Screw-Cap Advocates Target European Winemakers and Wine Drinkers

Chablis producer Michel Laroche takes on the task of selling his colleagues and consumers on the alternative closure
Eric Arnold
Posted: January 10, 2006

Screw caps may no longer be identified solely with wines from the New World. The New Zealand Screwcap Initiative, which helped popularize the alternative wine closure among winemakers and consumers in its home country, is expanding its efforts to Europe in the form of the International Screwcap Initiative.

The worldwide effort will be headed by Michael Brajkovich, winemaker at Kumeu River in New Zealand, while Chablis producer Michel Laroche of Domaine Laroche will lead the charge in Europe. He will be encouraging other European wineries to follow his lead and switch from cork to screw cap.

Currently, only a handful of European producers, including J. Moreau & Fils, Bassermann-Jordan and Verget, have been releasing small amounts of their wines topped with screw caps.

Laroche began bottling some of his wines with screw caps in 2002. "We experimented with 11 different types of closures for three or four years on our Chablis St. Martin and a Merlot from the south of France in order to gauge the impact of the closures on two very different types of wines," said Laroche. "We were registering 5 to 6 percent cork taint in our tasting room, and I estimate that a further 10 percent suffered premature oxidation."

"The key point here is that we are uniting a group of like-minded producers who all believe that screw caps best preserve their wines, in the state the winemaker intended them to do so," added Laroche. "As Michael Brajkovich said, 'We're not selling screw caps, we're defending our decision to use a closure type that guarantees the quality of our top wines.' That's the message that we have to get across to the consumers. We're doing this for their pleasure."

The New Zealand Screwcap Initiative was successful at this very quickly on its home soil. The organization began in New Zealand in 2001, when a group of Marlborough winemakers came together to discuss alternative closures after years of frustration with oxidation and TCA (2,4,6-trichloroanisole), the chemical compound that creates the wine flaw known as "cork taint." The organization aimed to share technical information with member wineries and to educate the wine trade and consumers about the benefits of screw caps. Today, the NZSI estimates, 90 percent of wines produced in New Zealand are sealed with screw caps.

While acceptance came quickly in New Zealand, Foxes Island winemaker John Belsham, current NZSI chairman, predicts a much tougher task in Europe. "In Europe, a lot of premium producers are selling their new releases on the reputation of their older vintages," he explained. "Consequently, many feel that a change in closure may indicate to some consumers that the wines that they are holding in their cellars under a previous closure may be deemed to be inferior, and render the wine less valuable. It will change, but obviously slower than in an environment like New Zealand, where the prevalence of cellared older wines is significantly lower."
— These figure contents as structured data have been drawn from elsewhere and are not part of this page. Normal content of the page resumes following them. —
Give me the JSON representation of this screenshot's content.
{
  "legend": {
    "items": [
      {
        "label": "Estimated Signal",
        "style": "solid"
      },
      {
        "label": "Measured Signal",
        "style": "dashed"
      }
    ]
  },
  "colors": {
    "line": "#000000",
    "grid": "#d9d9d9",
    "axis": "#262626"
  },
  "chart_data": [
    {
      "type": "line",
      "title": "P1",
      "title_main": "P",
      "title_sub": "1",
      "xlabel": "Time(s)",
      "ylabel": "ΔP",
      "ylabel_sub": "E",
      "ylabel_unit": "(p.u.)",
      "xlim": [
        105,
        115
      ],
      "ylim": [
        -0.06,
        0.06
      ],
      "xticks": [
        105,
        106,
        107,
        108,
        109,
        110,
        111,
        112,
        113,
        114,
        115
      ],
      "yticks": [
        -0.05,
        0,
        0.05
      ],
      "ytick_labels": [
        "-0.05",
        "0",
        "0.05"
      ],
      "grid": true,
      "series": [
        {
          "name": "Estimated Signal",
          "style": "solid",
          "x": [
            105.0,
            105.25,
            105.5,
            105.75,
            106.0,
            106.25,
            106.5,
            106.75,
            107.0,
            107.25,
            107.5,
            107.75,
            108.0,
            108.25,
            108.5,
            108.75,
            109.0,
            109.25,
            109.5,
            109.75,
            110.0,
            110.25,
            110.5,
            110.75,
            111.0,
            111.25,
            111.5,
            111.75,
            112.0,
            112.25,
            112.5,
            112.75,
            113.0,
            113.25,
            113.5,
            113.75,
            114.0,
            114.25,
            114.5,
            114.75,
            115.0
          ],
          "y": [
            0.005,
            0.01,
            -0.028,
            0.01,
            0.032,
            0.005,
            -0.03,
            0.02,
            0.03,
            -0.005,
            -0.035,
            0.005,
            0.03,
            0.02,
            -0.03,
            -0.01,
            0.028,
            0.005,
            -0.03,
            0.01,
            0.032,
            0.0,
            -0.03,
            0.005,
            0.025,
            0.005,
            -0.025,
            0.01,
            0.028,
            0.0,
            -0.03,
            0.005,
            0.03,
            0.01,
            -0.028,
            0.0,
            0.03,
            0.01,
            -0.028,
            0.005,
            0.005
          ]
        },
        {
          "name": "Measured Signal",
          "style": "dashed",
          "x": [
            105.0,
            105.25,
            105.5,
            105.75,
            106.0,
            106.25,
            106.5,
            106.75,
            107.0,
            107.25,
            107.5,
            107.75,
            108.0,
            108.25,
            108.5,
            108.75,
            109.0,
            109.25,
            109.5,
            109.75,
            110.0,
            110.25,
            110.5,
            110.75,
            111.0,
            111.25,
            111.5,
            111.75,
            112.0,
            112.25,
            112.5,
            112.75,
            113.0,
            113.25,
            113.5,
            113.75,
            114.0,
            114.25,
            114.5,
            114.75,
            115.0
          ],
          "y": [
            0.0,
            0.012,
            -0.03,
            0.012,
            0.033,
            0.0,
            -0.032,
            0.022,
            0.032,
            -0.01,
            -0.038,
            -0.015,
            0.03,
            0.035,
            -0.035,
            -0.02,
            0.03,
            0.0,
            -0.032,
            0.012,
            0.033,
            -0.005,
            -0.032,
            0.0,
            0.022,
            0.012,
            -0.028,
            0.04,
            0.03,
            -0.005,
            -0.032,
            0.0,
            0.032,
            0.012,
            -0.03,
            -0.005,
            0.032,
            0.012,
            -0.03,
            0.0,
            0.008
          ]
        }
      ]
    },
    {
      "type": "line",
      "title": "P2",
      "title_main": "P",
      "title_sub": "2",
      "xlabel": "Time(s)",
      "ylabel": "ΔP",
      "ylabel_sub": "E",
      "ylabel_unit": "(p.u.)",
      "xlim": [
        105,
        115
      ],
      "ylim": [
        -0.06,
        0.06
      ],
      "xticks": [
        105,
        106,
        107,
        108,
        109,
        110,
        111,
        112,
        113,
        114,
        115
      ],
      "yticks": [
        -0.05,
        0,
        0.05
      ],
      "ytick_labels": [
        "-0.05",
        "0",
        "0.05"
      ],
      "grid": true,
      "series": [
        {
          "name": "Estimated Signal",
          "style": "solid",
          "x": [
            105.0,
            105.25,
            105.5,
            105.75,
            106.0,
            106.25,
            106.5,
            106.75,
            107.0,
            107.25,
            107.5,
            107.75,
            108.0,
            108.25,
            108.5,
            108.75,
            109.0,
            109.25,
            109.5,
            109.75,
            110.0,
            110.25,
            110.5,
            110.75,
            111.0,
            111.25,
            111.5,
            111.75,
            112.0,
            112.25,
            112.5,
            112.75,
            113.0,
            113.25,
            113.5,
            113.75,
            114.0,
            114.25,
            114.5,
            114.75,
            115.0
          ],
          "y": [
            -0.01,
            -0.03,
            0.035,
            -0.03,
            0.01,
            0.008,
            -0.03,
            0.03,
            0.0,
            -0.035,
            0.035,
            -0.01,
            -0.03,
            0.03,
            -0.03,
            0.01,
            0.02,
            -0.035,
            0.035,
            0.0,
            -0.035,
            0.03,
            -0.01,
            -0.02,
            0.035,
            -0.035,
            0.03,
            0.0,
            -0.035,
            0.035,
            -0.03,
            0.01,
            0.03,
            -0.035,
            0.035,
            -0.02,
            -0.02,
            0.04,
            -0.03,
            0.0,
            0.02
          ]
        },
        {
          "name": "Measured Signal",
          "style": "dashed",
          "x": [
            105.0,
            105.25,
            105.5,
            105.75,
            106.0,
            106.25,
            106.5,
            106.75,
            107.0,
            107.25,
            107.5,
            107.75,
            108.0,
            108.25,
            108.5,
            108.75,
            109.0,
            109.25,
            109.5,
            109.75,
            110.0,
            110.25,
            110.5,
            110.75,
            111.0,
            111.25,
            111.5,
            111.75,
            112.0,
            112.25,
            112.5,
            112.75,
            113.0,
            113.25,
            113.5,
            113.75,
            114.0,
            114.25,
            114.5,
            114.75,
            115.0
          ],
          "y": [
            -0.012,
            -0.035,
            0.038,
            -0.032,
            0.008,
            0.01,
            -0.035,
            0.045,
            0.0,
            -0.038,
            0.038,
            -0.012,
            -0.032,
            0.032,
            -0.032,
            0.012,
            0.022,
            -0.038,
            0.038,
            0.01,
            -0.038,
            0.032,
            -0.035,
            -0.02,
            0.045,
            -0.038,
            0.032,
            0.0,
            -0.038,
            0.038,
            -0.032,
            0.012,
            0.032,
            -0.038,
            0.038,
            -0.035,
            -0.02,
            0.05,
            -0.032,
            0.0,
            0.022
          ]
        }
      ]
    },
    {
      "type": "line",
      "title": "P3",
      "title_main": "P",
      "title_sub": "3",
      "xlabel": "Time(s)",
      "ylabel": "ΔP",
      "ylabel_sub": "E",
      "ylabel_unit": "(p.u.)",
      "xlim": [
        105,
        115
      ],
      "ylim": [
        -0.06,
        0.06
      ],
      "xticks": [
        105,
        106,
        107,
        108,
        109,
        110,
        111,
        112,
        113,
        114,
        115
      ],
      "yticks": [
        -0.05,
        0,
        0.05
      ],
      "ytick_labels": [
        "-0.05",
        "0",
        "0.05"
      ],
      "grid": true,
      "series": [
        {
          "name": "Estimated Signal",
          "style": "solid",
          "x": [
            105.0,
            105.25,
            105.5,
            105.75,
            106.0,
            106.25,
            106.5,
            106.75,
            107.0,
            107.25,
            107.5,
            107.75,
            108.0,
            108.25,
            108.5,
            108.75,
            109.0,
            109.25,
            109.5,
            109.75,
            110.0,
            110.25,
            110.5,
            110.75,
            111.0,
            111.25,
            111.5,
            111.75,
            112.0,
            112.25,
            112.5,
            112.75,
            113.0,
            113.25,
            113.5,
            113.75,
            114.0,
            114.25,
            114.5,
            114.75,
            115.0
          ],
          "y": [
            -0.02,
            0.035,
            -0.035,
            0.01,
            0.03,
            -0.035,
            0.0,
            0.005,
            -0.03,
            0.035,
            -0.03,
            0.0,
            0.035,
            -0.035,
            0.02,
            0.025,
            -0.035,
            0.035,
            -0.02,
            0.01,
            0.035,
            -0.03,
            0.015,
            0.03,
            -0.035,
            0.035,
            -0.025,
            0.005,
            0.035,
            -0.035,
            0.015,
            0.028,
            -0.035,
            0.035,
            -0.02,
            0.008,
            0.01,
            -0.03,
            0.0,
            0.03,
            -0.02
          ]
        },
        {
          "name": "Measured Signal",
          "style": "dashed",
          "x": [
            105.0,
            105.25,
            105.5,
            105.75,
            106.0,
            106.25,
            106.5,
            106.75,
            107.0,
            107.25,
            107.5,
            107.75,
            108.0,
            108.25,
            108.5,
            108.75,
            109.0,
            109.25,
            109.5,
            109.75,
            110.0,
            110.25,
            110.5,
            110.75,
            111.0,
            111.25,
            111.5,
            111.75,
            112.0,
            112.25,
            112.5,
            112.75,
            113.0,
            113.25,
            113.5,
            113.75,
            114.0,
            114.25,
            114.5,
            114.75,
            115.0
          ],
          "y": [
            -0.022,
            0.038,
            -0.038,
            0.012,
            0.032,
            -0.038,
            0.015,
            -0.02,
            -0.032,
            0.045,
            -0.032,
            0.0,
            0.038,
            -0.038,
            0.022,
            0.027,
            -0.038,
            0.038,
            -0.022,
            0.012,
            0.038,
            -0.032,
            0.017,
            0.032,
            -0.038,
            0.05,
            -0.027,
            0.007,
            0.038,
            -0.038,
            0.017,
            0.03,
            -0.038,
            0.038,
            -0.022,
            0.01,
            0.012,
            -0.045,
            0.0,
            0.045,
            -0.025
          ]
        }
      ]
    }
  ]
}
Belsham and Laroche believe that the biggest challenge will be convincing the wine trade and wine drinkers that screw caps do not inhibit a wine's bottle development, in part by combating the misconception that wine needs oxygen to age properly. "This is simply not true, and there has been much technical information and debate presented on this subject," said Belsham. "Of course, wines will mature in a bottle both with and without oxygen. They will, however, do so differently. The maturation under a screw cap is essentially anaerobic, and there is virtually no variability in the integrity of the seal. If the wine is correctly vinified and prepared for bottling, it will mature regularly under a correctly applied screw cap. The screw cap does not dictate the quality of the wine any more than the bottle itself does. The fruit, terroir and winemaking input determine that."

There's a second misconception to overcome, according to Laroche. "That screw caps are for cheap wines," he said. "I didn't invest 100,000 euros to adapt my bottling line if this was a cheap option. Nor would I have decided to bottle my top-of-the-range Chablis, Réserve de l'Obédience [priced at $99] exclusively under screw caps from the 2004 vintage onwards, if that was the case!"

Overall, Laroche is optimistic that European wineries and wine drinkers will embrace screw caps as he has. "Certain markets such as Scandinavia, the U.K., Holland and Ireland have been very quick to adapt," he said. "France has also reacted well, and many of the prestigious Michelin-starred restaurants now prefer to order our wines with screw caps. It's easier for them and there is less loss. Although I don't think that we can make a generalization about Europe as a whole—as we've seen, each market has its own speed, and the battle isn't won yet."